With a massive effort, the kind that no one else could possibly understand or appreciate, you heave out of bed and brush your teeth. You remember to water the plants, trying hard to smile at the fact that the basil leaves planted a week ago are finally taking root. But as you move away from the window, your smile drops like actors must drop their costumes the minute they’re off-camera. In the brooding non-thinking that follows, you manage to tidy up the room, make the bed and run a load of wash. Enthused by the thought that maybe that was just waking up grumpiness that ailed you and that activity will make you feel better, you run a second round of wash on the cotton sheets. Time to clean them and get them ready for summer. Yeah Yeah! Yeah! The washing machine rings and gets running and shows that it’ll take 67 minutes for the ‘Blanket’ cycle of the wash. *Sigh*
Twelve minutes are successfully wasted checking email, messages and comments. When the phone rings, it’s forty minutes over already. And you’re trolling weird articles on random sites, feeling shittier at the thought of the scumbags who share the online world – and the offline – with you. The phone is jumping up at you, admonishing you for your useless, wasted little life. You stare at it, defiance being all that you have the energy for. And you hit ‘Silence’ vindictively. But the flashing light even on the muted phone gives you no sense of real satisfaction.
Satisfaction is an elusive concept. Do you even remember what that felt like? You must have been satisfied once. You must have been happy once. You’re usually a happy person. That’s how the world knows you. And does it?

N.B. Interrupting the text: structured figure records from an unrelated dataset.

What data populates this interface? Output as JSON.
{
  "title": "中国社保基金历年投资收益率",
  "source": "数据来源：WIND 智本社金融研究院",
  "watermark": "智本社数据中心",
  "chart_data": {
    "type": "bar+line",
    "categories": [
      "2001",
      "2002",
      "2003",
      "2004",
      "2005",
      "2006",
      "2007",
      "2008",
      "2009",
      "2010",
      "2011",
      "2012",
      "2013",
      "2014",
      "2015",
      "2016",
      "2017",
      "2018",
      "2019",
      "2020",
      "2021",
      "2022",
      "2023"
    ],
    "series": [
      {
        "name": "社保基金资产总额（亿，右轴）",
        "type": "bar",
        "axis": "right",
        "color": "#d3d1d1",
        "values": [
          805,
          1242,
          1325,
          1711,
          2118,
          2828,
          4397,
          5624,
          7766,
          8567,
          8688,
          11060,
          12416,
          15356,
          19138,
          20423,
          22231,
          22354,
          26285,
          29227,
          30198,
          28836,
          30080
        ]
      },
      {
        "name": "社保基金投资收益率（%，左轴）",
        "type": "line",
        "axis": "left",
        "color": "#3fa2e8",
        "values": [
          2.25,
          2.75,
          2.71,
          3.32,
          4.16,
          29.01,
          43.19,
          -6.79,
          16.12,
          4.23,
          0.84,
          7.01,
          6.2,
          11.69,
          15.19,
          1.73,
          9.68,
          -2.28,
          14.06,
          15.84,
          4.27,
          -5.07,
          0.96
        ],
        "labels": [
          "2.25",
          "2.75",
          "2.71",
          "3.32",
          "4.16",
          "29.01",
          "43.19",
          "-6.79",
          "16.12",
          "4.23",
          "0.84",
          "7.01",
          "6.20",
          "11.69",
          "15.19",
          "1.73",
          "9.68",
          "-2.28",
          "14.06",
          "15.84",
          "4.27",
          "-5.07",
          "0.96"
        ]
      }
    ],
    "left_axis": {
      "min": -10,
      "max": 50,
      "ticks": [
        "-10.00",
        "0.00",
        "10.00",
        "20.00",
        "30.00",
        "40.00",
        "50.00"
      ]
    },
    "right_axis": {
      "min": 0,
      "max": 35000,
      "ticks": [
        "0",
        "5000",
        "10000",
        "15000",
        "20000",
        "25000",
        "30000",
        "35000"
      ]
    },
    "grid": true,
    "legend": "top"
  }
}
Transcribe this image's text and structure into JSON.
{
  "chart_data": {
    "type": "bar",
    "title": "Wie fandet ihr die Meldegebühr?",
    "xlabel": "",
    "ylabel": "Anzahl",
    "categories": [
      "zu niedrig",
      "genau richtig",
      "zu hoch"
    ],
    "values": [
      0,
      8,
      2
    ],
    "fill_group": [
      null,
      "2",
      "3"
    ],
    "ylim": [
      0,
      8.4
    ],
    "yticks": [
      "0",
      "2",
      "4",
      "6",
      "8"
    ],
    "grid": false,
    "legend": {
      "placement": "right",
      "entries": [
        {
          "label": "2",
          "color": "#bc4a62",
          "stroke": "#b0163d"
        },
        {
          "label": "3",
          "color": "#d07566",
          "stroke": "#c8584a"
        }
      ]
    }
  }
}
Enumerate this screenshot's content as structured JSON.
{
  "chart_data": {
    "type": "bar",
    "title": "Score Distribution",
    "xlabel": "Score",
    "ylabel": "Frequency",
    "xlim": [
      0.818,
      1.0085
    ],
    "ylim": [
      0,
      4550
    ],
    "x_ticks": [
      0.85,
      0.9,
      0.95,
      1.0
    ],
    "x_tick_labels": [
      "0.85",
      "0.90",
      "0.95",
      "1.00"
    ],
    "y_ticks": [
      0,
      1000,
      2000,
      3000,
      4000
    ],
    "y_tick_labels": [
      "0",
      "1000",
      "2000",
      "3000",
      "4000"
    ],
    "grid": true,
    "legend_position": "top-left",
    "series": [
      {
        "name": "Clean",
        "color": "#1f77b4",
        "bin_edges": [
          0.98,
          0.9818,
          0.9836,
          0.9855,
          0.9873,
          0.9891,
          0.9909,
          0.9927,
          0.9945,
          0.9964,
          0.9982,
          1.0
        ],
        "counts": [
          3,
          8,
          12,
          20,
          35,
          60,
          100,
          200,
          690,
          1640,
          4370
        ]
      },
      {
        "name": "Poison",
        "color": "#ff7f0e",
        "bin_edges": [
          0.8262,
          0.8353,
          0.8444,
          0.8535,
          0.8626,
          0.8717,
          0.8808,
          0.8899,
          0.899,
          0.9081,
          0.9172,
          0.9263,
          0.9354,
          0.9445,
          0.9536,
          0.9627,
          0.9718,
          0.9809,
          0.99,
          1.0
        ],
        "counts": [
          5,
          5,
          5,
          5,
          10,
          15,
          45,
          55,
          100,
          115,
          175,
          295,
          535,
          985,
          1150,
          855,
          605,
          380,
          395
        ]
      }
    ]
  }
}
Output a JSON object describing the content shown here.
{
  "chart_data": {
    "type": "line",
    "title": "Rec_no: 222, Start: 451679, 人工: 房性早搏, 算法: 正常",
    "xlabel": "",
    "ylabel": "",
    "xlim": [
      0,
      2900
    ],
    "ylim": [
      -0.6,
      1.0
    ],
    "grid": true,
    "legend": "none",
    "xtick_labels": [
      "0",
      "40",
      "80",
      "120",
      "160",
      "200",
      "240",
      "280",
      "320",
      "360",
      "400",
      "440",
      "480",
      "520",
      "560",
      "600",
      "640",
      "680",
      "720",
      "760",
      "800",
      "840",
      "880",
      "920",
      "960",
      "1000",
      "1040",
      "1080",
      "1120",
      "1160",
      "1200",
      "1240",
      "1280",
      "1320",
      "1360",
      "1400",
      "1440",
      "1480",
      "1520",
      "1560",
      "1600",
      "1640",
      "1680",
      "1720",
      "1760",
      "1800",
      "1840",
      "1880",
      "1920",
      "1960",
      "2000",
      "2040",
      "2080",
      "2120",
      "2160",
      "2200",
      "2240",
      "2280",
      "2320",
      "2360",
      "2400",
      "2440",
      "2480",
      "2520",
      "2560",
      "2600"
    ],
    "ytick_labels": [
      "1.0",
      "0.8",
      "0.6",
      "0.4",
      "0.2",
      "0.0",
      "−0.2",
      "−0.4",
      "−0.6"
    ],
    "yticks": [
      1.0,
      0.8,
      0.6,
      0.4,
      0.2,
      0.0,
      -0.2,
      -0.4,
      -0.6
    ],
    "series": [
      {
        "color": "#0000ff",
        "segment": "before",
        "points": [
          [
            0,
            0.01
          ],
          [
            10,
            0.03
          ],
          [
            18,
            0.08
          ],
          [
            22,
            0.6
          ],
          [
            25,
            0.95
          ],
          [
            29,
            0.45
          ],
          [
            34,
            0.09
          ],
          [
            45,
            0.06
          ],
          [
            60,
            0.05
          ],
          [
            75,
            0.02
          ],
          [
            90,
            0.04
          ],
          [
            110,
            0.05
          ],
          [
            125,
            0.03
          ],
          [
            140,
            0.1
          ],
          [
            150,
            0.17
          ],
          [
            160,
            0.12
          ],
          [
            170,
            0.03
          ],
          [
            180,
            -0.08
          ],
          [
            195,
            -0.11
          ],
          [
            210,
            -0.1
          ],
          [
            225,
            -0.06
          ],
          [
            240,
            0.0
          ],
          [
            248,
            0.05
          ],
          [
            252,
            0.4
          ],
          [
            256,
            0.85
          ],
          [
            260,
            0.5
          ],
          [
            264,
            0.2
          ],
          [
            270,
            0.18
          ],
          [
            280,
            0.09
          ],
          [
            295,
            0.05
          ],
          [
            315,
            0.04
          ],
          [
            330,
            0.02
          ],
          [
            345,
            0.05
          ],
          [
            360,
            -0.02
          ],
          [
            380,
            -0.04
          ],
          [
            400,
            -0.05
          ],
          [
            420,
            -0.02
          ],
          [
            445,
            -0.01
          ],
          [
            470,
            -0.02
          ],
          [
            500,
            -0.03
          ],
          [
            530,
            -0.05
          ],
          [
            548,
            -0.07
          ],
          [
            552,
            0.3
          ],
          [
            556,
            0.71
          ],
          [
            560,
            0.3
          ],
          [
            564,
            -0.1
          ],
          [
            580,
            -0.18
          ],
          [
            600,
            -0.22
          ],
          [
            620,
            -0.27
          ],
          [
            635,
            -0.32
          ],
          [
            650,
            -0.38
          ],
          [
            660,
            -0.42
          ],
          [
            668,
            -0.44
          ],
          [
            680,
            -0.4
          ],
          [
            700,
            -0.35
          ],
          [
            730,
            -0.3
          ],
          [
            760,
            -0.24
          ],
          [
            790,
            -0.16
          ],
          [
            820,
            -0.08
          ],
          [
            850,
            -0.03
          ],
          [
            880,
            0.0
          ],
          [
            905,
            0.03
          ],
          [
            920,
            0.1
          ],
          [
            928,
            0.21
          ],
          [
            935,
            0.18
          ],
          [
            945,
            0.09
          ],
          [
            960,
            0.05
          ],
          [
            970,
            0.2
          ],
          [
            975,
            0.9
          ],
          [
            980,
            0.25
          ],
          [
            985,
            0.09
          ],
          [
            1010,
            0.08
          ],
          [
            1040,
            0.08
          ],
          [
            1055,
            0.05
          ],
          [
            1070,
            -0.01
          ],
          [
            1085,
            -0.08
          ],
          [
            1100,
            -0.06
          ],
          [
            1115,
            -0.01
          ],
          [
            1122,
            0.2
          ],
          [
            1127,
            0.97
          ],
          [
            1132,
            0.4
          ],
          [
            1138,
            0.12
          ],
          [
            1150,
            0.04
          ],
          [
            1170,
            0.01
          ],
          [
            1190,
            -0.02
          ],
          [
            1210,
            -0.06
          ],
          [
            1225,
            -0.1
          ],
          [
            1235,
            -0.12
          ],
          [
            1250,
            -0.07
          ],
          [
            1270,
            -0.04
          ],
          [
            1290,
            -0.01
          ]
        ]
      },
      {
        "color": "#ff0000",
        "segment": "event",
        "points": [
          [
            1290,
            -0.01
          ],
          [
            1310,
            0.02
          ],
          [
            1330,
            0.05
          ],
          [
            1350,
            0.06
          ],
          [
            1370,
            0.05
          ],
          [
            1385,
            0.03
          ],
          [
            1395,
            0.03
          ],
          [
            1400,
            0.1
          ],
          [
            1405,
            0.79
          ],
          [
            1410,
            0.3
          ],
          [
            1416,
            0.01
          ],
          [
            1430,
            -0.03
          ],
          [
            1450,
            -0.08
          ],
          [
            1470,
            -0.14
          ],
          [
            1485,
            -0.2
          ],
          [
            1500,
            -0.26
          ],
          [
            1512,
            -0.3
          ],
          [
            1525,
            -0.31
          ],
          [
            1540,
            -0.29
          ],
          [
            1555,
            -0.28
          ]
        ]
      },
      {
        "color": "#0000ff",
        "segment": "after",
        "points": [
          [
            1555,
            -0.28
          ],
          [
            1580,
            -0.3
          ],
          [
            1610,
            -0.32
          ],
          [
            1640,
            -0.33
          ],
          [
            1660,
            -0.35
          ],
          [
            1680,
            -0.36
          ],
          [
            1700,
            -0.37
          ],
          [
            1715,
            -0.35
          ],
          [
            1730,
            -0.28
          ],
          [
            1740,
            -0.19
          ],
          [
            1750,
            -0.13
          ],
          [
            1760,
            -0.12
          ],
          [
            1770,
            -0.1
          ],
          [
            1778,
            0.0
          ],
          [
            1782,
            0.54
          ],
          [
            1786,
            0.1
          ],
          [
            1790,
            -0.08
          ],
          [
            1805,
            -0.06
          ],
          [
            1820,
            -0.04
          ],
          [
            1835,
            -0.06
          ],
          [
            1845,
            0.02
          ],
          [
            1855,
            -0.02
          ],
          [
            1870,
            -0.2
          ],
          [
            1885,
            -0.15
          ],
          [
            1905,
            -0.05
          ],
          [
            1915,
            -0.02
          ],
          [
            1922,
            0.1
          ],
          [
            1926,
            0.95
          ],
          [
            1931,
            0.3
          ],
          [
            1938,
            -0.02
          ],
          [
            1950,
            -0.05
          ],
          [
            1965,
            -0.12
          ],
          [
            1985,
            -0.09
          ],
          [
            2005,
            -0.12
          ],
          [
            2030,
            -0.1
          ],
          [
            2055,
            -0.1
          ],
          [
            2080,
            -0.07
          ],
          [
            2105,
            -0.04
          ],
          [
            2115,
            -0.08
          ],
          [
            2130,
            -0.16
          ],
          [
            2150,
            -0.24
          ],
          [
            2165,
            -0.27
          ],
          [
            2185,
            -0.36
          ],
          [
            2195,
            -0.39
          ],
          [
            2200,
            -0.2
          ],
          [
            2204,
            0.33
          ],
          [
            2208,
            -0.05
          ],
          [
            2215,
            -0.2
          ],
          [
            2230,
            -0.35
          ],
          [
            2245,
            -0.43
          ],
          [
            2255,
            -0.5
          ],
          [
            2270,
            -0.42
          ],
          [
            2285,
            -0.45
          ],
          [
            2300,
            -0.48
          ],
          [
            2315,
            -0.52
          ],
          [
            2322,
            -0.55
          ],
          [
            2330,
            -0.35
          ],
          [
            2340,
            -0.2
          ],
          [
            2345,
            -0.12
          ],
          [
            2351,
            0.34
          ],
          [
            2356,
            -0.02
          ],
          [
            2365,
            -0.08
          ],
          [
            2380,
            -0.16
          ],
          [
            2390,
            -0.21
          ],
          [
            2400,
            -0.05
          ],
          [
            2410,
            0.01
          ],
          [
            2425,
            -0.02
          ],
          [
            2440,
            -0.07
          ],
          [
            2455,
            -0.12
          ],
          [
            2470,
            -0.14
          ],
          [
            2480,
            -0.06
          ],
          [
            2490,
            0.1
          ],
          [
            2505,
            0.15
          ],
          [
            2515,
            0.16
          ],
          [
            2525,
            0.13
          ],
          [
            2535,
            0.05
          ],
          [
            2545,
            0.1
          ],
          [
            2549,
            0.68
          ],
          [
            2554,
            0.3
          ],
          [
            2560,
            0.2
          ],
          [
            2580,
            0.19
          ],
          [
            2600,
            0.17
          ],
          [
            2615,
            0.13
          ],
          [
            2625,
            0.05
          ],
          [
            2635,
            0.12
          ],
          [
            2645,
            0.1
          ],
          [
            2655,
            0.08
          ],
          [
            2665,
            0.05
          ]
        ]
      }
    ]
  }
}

You’re all alone in the white-yellow brightness, in the throbbing aliveness of summer. Then the doorbell rings and you know you’re not. You’ll never be alone just when you want to be left alone. Enough already. Defiance deepens to something else. The heat behind your eyelids is sinking down into your breath. And suddenly you remember how to turn that into energy. You could be a poster child for both, Freud and Einstein.
The doorbell is still ringing, the sounds getting closer. You imagine the doorbell getting pushed…the finger that pushes it…jabs it…RING….RING…RRRRIIINNNNNGGGGGGGGGGGG.
That’s the last thing you remember.
Nice one. Loved the subtle sense of not-quite-rightness running through this whole piece. And the fact that you wrote it in 2nd person POV, something you don’t often see (in original fiction, anyway – I’ve mostly read it in fanfiction).
I enjoyed this, thanks for sharing it with us! =)
@SSKuruganti: 🙂 I thought it might be fun to explore the 2nd person POV since most of my blogposts are in 1st person and my fiction is usually in 3rd person. Thank you for noticing that.